What Foodanthro is reading now, February 27, 2018

A brief digest of food and nutrition-related items that caught our attention recently. Got items you think we should include? Send links and brief descriptions to dberiss@gmail.com or hunterjo@gmail.com.

Got some coffee on hand? It’s hard for me to imagine spending $18 on a cup of coffee, but still, growing coffee in California under a canopy of avocadoes is a really happy image. As we move into new food territory with climate change, it’s interesting to hear of how people experiment, adapt and also push the fringes of what can be grown where.

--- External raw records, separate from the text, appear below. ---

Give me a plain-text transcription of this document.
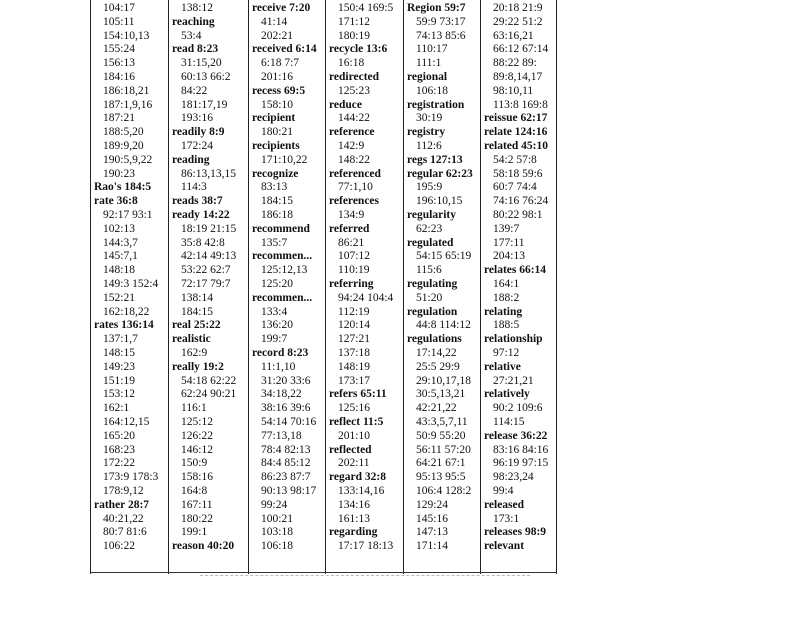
104:17
105:11
154:10,13
155:24
156:13
184:16
186:18,21
187:1,9,16
187:21
188:5,20
189:9,20
190:5,9,22
190:23
Rao's 184:5
rate 36:8
92:17 93:1
102:13
144:3,7
145:7,1
148:18
149:3 152:4
152:21
162:18,22
rates 136:14
137:1,7
148:15
149:23
151:19
153:12
162:1
164:12,15
165:20
168:23
172:22
173:9 178:3
178:9,12
rather 28:7
40:21,22
80:7 81:6
106:22
138:12
reaching
53:4
read 8:23
31:15,20
60:13 66:2
84:22
181:17,19
193:16
readily 8:9
172:24
reading
86:13,13,15
114:3
reads 38:7
ready 14:22
18:19 21:15
35:8 42:8
42:14 49:13
53:22 62:7
72:17 79:7
138:14
184:15
real 25:22
realistic
162:9
really 19:2
54:18 62:22
62:24 90:21
116:1
125:12
126:22
146:12
150:9
158:16
164:8
167:11
180:22
199:1
reason 40:20
receive 7:20
41:14
202:21
received 6:14
6:18 7:7
201:16
recess 69:5
158:10
recipient
180:21
recipients
171:10,22
recognize
83:13
184:15
186:18
recommend
135:7
recommen...
125:12,13
125:20
recommen...
133:4
136:20
199:7
record 8:23
11:1,10
31:20 33:6
34:18,22
38:16 39:6
54:14 70:16
77:13,18
78:4 82:13
84:4 85:12
86:23 87:7
90:13 98:17
99:24
100:21
103:18
106:18
150:4 169:5
171:12
180:19
recycle 13:6
16:18
redirected
125:23
reduce
144:22
reference
142:9
148:22
referenced
77:1,10
references
134:9
referred
86:21
107:12
110:19
referring
94:24 104:4
112:19
120:14
127:21
137:18
148:19
173:17
refers 65:11
125:16
reflect 11:5
201:10
reflected
202:11
regard 32:8
133:14,16
134:16
161:13
regarding
17:17 18:13
Region 59:7
59:9 73:17
74:13 85:6
110:17
111:1
regional
106:18
registration
30:19
registry
112:6
regs 127:13
regular 62:23
195:9
196:10,15
regularity
62:23
regulated
54:15 65:19
115:6
regulating
51:20
regulation
44:8 114:12
regulations
17:14,22
25:5 29:9
29:10,17,18
30:5,13,21
42:21,22
43:3,5,7,11
50:9 55:20
56:11 57:20
64:21 67:1
95:13 95:5
106:4 128:2
129:24
145:16
147:13
171:14
20:18 21:9
29:22 51:2
63:16,21
66:12 67:14
88:22 89:
89:8,14,17
98:10,11
113:8 169:8
reissue 62:17
relate 124:16
related 45:10
54:2 57:8
58:18 59:6
60:7 74:4
74:16 76:24
80:22 98:1
139:7
177:11
204:13
relates 66:14
164:1
188:2
relating
188:5
relationship
97:12
relative
27:21,21
relatively
90:2 109:6
114:15
release 36:22
83:16 84:16
96:19 97:15
98:23,24
99:4
released
173:1
releases 98:9
relevant
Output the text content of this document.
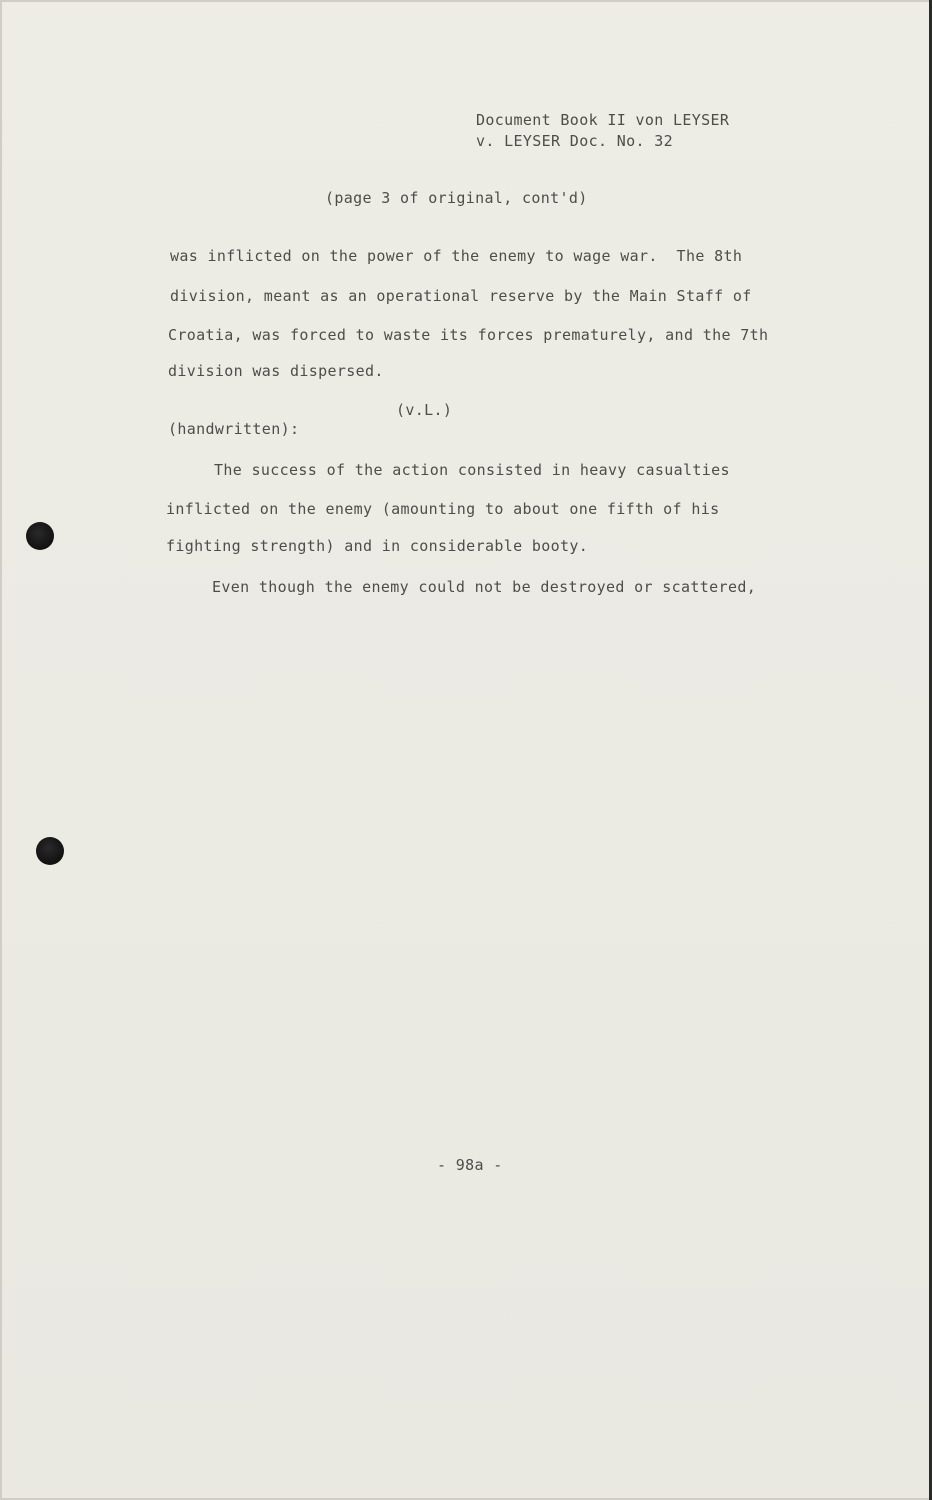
Document Book II von LEYSER
v. LEYSER Doc. No. 32
(page 3 of original, cont'd)
was inflicted on the power of the enemy to wage war.  The 8th
division, meant as an operational reserve by the Main Staff of
Croatia, was forced to waste its forces prematurely, and the 7th
division was dispersed.
(v.L.)
(handwritten):
The success of the action consisted in heavy casualties
inflicted on the enemy (amounting to about one fifth of his
fighting strength) and in considerable booty.
Even though the enemy could not be destroyed or scattered,
- 98a -
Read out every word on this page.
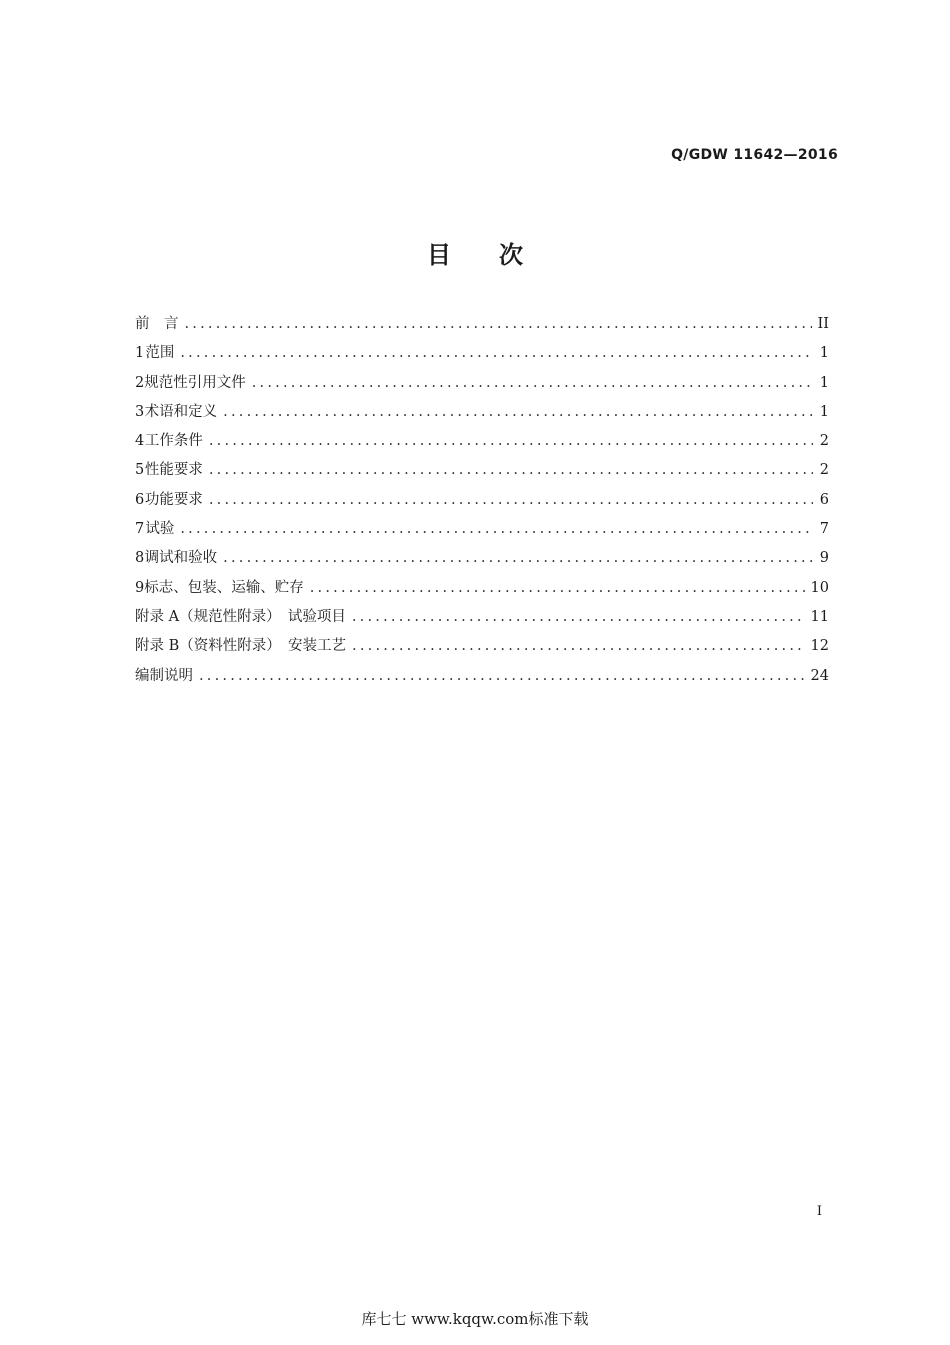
Q/GDW 11642—2016
目 次
前　言 .....	II
1 范围 .....	1
2 规范性引用文件 .....	1
3 术语和定义 .....	1
4 工作条件 .....	2
5 性能要求 .....	2
6 功能要求 .....	6
7 试验 .....	7
8 调试和验收 .....	9
9 标志、包装、运输、贮存 .....	10
附录 A（规范性附录）　试验项目 .....	11
附录 B（资料性附录）　安装工艺 .....	12
编制说明 .....	24
I
库七七 www.kqqw.com标准下载
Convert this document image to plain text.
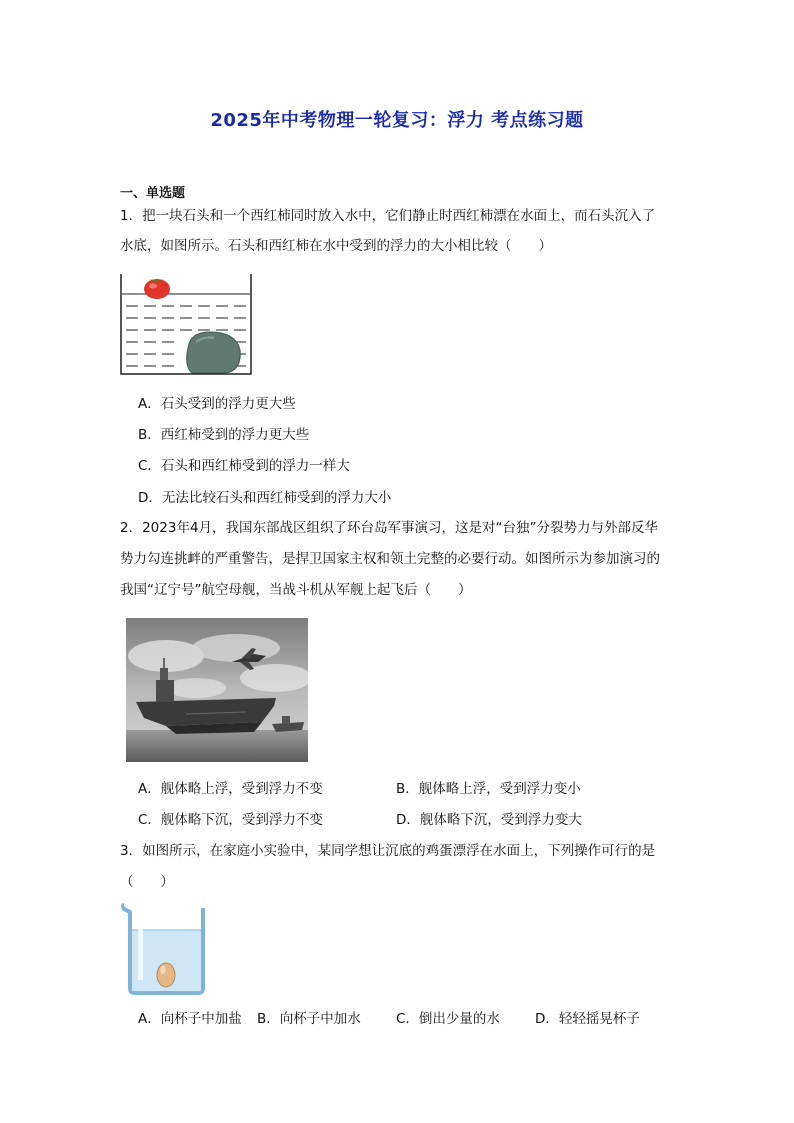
2025年中考物理一轮复习：浮力 考点练习题
一、单选题
1．把一块石头和一个西红柿同时放入水中，它们静止时西红柿漂在水面上，而石头沉入了
水底，如图所示。石头和西红柿在水中受到的浮力的大小相比较（　　）
A．石头受到的浮力更大些
B．西红柿受到的浮力更大些
C．石头和西红柿受到的浮力一样大
D．无法比较石头和西红柿受到的浮力大小
2．2023年4月，我国东部战区组织了环台岛军事演习，这是对“台独”分裂势力与外部反华
势力勾连挑衅的严重警告，是捍卫国家主权和领土完整的必要行动。如图所示为参加演习的
我国“辽宁号”航空母舰，当战斗机从军舰上起飞后（　　）
A．舰体略上浮，受到浮力不变	B．舰体略上浮，受到浮力变小
C．舰体略下沉，受到浮力不变	D．舰体略下沉，受到浮力变大
3．如图所示，在家庭小实验中，某同学想让沉底的鸡蛋漂浮在水面上，下列操作可行的是
（　　）
A．向杯子中加盐 B．向杯子中加水	C．倒出少量的水	D．轻轻摇晃杯子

Science recently published an article about the alleged “sugar conspiracy”, suggesting that the jostling of different nutrition ideas evolved over time in the context of postwar nutrition. It highlights the social forces that shaped discourse at the time, in a way that seems to suggest introspection, as well as a degree of humility and openness (which seems to be what foodanthro is all about):

But ahistorical accounts thwart our ability to critically evaluate the often long and zigzag process of scientific conjecture and refutation. They provide spurious cover for changes to policy by suggesting that old ideas are illegitimate. And, they advance a false impression that doing the “right” kind of science will somehow avert the messy business of making policy based on incomplete evidence, public values, and democratic politics

Another article from The Atlantic asks us whether the planet can feed 10 billion people, talking about the “moonshots” of the wizards (interested in technological fixes) and the prophets (interested in ecological sustainability):

Although the argument is couched in terms of calories per acre and ecosystem conservation, the disagreement at bottom is about the nature of agriculture—and, with it, the best form of society. To Borlaugians, farming is a kind of useful drudgery that should be eased and reduced as much as possible to maximize individual liberty. To Vogtians, agriculture is about maintaining a set of communities, ecological and human, that have cradled life since the first agricultural revolution, 10,000-plus years ago.

Over at EcoWatch, one farmer , growing hydroponically in containers, says that the way you feed a growing population is:

to make millions and millions of people into successful farmers.

This food interview over at the Guardian was just fun, and worth reading for the comments, and this description of soup:

like an enormous vat of what appeared to be water with one chicken claw in it.

I appreciate this column of everything the Guardian loves “about food right now,” for what it says about what is currently perceived as cool, and how distant all these places feel from here in South Africa. I followed a link on the column and learned about Kaki tree project, which sends persimmon saplings of a tree that survived the Nagasaki bombing to sites around the world). It also led me to Ruby Tandoh’s  slightly dated Guardian article, where her baking for an eating disorder outpatient ward was heartfelt:

Those with eating disorders feel the significance of this junction all too clearly, and a mouthful can easily become a transgression. Every single bite opens us up to the world. No woman is an island, as long as she eats.

Big news in global food systems (?): Unilever is sharing it’s supply chain for palm oil. There’s a move towards greater transparency and fewer middle men in a lot of supply chains, it seems.

Lastly, this article about eating pigeons. I appreciated how theoretically the one farmer should be getting lots of pigeons… and wasn’t.

Still, it’s clear that some of squab’s inconveniences are also a part of its charm. Because it’s hard to produce and familiar primarily to foodies, it’s treated with more reverence than a chicken. While this keeps squabs out of the mouths of the masses, it’s actually great for business.